Ramener la vente des engrais dans le giron de CAIMA
La situation actuelle du secteur des engrais doit inciter le CNSP et le Gouvernement à remettre la CAIMA en selle, elle doit redevenir la structure publique régulatrice du marché des engrais qu’elle a été, au grand bonheur des producteurs. La souveraineté politique passe par la souveraineté alimentaire. Et il est indéniable que le développement de l’agriculture nécessite l’accompagnement des producteurs. ‘’Il est souhaitable que l’Etat puisse injecter de l’argent dans le secteur des engrais pour donner du souffle aux producteurs. C’est la seule alternative qui sied pour que les prix des engrais puissent connaître une baisse’’, a dit le président du Conseil d’administration de la Plateforme paysanne, Bagna Djibo. Et l’argent, il en existait déjà.

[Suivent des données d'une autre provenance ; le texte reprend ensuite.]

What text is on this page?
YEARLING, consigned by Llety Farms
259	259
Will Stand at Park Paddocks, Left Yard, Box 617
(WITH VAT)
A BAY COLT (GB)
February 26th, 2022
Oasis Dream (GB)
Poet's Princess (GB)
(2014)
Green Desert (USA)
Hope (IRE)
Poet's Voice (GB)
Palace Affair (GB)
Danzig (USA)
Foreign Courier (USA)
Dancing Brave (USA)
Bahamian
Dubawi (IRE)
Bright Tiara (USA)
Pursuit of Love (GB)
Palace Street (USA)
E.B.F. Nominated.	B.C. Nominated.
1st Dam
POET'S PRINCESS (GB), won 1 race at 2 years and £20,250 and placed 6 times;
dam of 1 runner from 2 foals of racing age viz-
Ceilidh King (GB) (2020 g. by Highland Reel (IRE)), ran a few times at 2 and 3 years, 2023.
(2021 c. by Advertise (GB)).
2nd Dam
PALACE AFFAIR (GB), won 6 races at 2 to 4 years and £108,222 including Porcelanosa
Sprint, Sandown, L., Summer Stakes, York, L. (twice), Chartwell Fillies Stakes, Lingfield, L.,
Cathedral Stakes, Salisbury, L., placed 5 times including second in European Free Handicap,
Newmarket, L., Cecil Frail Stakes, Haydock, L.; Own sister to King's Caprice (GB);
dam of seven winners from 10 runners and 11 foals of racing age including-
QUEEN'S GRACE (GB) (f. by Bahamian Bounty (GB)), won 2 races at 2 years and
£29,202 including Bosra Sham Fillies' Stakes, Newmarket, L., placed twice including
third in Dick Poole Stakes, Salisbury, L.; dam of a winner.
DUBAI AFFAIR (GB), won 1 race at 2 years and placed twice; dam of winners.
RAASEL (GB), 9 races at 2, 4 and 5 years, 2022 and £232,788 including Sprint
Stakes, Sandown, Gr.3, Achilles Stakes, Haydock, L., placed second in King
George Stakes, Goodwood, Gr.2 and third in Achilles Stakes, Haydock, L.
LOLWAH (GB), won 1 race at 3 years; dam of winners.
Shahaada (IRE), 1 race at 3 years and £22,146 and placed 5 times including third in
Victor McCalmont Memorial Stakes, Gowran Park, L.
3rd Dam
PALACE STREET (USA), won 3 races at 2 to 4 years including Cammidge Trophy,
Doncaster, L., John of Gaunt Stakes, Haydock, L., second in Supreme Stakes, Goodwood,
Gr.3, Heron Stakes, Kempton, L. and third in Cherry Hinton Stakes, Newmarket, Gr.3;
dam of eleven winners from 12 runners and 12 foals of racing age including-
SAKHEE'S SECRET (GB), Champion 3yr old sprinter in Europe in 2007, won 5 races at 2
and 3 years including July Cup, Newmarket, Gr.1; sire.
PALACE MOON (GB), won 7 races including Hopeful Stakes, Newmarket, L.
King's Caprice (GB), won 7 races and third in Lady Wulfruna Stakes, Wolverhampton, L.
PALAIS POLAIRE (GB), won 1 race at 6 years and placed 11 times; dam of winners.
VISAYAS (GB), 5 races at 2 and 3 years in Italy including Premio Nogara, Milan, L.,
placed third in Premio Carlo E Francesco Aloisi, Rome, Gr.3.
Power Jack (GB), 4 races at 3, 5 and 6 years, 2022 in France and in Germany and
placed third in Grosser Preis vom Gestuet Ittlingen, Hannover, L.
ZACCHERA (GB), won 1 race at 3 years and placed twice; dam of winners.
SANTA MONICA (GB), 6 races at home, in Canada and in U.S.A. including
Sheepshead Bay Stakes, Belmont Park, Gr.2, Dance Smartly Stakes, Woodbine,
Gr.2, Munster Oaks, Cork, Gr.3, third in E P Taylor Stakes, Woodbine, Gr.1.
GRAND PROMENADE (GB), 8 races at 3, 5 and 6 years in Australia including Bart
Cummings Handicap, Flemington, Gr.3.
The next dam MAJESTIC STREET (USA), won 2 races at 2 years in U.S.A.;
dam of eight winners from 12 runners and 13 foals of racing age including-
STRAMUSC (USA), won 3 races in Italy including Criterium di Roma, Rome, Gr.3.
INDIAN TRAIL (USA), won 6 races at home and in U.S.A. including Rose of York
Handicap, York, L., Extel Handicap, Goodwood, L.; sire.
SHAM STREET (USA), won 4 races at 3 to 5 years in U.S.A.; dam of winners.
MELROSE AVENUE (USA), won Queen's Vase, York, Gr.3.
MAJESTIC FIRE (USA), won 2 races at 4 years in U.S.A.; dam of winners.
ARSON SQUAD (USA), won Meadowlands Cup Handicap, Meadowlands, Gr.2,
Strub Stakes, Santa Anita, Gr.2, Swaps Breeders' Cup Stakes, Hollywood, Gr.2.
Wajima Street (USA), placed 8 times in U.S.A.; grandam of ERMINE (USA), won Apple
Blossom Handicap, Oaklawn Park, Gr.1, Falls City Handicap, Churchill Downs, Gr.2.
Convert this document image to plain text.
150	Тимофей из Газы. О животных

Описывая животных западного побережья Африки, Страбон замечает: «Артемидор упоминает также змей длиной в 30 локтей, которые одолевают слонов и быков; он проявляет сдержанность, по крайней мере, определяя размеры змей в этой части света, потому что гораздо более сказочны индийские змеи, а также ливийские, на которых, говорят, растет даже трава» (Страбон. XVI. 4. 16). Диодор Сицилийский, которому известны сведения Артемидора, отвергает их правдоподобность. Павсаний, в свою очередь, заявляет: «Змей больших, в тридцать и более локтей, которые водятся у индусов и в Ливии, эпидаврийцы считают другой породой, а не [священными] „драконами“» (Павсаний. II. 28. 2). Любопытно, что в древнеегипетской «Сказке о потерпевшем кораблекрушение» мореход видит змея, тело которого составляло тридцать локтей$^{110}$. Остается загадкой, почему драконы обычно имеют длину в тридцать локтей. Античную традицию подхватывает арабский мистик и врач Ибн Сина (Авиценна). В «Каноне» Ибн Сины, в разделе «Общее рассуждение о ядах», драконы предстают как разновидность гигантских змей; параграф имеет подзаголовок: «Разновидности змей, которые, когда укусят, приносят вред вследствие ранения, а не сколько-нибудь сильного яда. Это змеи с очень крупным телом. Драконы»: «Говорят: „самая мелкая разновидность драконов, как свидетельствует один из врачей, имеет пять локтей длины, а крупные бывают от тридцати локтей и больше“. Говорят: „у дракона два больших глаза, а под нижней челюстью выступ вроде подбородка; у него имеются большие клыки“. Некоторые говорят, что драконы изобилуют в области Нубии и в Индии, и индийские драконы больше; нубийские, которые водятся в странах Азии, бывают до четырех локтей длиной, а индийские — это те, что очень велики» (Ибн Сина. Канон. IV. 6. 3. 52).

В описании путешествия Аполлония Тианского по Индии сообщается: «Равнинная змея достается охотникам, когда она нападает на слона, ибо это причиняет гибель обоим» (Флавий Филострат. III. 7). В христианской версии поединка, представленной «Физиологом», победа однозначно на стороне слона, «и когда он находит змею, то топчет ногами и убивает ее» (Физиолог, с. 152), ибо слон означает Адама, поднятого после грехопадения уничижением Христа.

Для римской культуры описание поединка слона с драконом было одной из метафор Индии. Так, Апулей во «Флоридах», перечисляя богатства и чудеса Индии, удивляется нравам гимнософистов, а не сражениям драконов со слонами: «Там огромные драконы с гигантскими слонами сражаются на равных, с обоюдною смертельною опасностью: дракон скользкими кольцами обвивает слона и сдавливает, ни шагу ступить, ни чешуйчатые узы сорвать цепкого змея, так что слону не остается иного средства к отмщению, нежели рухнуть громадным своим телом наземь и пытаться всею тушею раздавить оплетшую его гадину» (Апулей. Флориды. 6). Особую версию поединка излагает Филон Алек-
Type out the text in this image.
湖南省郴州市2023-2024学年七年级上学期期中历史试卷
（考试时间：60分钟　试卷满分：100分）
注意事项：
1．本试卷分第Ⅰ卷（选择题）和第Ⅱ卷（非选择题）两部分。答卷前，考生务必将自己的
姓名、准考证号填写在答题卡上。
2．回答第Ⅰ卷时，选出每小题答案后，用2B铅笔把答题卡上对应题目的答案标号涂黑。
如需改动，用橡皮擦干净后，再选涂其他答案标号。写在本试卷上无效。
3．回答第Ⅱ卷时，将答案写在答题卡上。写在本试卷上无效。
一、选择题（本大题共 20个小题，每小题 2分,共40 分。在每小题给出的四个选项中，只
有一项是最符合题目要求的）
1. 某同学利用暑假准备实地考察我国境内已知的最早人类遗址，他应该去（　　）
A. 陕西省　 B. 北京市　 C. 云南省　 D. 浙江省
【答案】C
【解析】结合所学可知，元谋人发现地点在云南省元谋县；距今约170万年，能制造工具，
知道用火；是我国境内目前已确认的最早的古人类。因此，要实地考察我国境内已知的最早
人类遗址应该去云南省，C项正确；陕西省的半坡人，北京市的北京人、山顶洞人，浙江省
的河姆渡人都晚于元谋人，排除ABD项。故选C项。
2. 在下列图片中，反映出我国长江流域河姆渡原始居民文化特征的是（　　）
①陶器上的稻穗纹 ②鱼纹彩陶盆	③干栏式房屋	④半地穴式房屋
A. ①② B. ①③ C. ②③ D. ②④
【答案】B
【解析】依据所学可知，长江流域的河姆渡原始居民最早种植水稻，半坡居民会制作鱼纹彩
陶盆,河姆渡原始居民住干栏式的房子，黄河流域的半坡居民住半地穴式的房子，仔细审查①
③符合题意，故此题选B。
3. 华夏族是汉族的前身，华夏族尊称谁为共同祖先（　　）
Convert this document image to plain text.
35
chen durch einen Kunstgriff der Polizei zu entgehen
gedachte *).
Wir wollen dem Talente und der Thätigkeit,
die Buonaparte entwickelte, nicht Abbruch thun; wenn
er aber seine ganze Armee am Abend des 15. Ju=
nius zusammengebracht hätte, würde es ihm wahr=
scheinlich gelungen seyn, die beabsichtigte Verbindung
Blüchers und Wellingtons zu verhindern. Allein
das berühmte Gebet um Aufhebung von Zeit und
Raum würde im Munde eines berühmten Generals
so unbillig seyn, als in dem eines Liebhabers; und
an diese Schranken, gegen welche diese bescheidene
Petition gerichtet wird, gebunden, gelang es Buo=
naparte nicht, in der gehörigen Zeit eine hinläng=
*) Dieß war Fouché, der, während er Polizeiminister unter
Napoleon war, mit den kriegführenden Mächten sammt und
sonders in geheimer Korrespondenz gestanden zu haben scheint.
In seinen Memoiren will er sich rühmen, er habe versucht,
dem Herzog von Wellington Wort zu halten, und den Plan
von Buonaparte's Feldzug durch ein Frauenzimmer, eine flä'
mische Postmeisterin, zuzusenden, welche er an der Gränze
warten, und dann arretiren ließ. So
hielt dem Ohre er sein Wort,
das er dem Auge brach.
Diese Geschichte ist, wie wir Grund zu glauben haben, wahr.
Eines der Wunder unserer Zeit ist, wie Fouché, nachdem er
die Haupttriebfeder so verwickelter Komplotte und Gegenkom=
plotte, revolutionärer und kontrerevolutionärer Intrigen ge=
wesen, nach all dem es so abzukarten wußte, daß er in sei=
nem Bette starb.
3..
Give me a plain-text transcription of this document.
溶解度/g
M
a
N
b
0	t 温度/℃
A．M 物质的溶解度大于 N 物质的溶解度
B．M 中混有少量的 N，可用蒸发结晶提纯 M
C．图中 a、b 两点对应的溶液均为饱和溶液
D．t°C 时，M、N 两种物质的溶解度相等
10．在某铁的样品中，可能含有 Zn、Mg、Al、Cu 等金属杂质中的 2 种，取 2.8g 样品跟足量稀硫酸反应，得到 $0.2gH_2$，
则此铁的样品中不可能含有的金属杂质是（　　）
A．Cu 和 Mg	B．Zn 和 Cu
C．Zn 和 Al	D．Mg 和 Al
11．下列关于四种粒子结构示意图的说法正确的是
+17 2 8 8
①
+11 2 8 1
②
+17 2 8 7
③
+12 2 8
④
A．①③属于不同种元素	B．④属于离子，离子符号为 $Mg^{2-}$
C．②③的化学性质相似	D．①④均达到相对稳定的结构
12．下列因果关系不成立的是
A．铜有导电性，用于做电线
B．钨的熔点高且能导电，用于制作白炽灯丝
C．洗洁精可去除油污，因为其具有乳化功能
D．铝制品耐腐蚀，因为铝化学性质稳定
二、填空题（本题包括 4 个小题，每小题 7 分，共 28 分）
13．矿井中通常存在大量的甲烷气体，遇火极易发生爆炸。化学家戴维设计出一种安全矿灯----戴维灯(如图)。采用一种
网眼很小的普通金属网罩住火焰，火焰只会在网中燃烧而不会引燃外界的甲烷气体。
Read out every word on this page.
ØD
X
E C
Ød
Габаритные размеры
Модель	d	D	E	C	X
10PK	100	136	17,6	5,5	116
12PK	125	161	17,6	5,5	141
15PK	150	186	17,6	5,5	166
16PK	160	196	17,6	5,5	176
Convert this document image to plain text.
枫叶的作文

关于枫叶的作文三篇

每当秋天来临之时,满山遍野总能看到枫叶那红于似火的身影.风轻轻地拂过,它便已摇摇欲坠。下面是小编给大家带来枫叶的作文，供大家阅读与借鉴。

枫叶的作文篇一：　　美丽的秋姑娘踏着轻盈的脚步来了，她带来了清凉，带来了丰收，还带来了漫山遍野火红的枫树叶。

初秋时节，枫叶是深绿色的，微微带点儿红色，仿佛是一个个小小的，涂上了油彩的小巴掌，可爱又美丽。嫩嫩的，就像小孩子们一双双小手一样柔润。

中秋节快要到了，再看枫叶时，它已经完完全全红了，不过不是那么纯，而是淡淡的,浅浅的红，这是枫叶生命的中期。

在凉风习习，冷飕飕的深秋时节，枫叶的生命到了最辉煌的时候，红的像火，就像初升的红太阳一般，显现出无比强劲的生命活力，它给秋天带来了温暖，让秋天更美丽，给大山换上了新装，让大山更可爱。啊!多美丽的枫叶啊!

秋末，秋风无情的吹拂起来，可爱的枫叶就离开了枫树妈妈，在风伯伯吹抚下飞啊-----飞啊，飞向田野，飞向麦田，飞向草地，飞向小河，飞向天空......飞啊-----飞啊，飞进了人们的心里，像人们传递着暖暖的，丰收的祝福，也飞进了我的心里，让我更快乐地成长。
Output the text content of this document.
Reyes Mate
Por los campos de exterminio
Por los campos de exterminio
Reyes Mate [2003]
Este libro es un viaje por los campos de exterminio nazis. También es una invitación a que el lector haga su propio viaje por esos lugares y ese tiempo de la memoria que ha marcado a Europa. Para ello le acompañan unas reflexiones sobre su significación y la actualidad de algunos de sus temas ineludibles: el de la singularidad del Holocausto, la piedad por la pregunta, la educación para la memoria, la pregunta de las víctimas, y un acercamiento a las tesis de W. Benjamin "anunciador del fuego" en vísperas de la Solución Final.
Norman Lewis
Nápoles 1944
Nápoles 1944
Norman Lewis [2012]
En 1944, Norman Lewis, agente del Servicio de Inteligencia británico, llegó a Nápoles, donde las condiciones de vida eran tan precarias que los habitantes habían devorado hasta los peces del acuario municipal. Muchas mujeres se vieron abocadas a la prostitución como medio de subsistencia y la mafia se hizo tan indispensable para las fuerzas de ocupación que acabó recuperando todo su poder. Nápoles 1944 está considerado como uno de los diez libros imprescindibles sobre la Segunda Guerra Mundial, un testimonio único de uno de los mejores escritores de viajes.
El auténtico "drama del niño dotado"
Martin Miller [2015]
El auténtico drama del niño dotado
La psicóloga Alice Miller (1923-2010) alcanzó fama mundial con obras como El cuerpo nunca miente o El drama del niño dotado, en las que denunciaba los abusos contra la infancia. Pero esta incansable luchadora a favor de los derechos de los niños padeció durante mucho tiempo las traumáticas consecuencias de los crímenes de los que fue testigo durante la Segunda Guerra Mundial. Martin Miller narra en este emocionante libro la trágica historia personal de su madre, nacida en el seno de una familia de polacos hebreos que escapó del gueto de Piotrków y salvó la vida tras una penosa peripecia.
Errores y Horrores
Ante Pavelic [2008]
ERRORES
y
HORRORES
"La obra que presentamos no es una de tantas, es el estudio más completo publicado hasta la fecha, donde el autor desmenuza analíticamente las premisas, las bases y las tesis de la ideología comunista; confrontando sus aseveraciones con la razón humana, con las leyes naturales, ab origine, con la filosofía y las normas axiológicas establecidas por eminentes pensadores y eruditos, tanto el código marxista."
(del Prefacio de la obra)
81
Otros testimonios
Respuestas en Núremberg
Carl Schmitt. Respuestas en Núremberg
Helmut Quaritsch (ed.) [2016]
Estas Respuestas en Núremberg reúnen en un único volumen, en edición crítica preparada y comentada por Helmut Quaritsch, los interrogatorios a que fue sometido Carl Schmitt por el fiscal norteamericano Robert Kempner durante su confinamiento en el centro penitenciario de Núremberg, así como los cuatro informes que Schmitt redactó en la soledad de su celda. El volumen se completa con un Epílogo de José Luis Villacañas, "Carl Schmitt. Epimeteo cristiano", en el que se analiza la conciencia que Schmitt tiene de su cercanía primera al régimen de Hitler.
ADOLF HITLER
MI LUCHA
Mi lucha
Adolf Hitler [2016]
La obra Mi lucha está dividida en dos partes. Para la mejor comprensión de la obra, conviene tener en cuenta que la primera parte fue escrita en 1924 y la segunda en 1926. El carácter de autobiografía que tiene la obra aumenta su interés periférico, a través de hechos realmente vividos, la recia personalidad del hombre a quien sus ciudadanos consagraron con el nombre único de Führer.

De la gestion du fonds de roulement
Au moment où l’Etat du Niger était en discussion avec le MCC américain, il négociait avec la coopération allemande un don de 50.000.000 d’euros (32,8 milliards de francs CFA) dont 20.000.000 d’euros (13,12 milliards) destinés à l’achat et à la vente d’engrais et d’aliment bétail à travers la CAIMA. Le produit de cette vente, dit fonds de roulement, sera rétrocédé par la coopération allemande (Kfw) à la CAIMA : 8 milliards de francs CFA logés à la BAGRI et 700 millions à la Banque Atlantique. Il faut dire que, contrairement au partenaire américain, l’Allemagne n’avait jamais voulu qu’on retire la CAIMA du secteur des engrais. Mais comment ce fonds de roulement est-il géré ? Dans une déclaration publique datée du mercredi 4 octobre 2023, le Bureau exécutif du syndicat national des travailleurs de la CAIMA (Synatrac) a dénoncé la mauvaise gestion du fonds susdit imputée au directeur général de la Centrale, Harouna Mahamadou, en place depuis janvier 2018. Le directeur comptable et financier de la CAIMA serait exclu des paiements des fournisseurs dans le cadre de ce fonds de roulement. Ces paiements seraient-ils l’affaire exclusive du DG/CAIMA et de son directeur de passation des marchés ? Ce directeur de passation des marchés serait-il un proche parent du DG au point focal du fonds de roulement au sein de KFW ? Comment ce fonds de roulement avait-il été géré ? La CAIMA en tant qu’EPIC n’a pas droit à un Directeur de passation des marchés. Les textes qui régissent cette structure sont donc piétinés. D’où la nécessité d’une inspection, car il s’agit de deniers publics.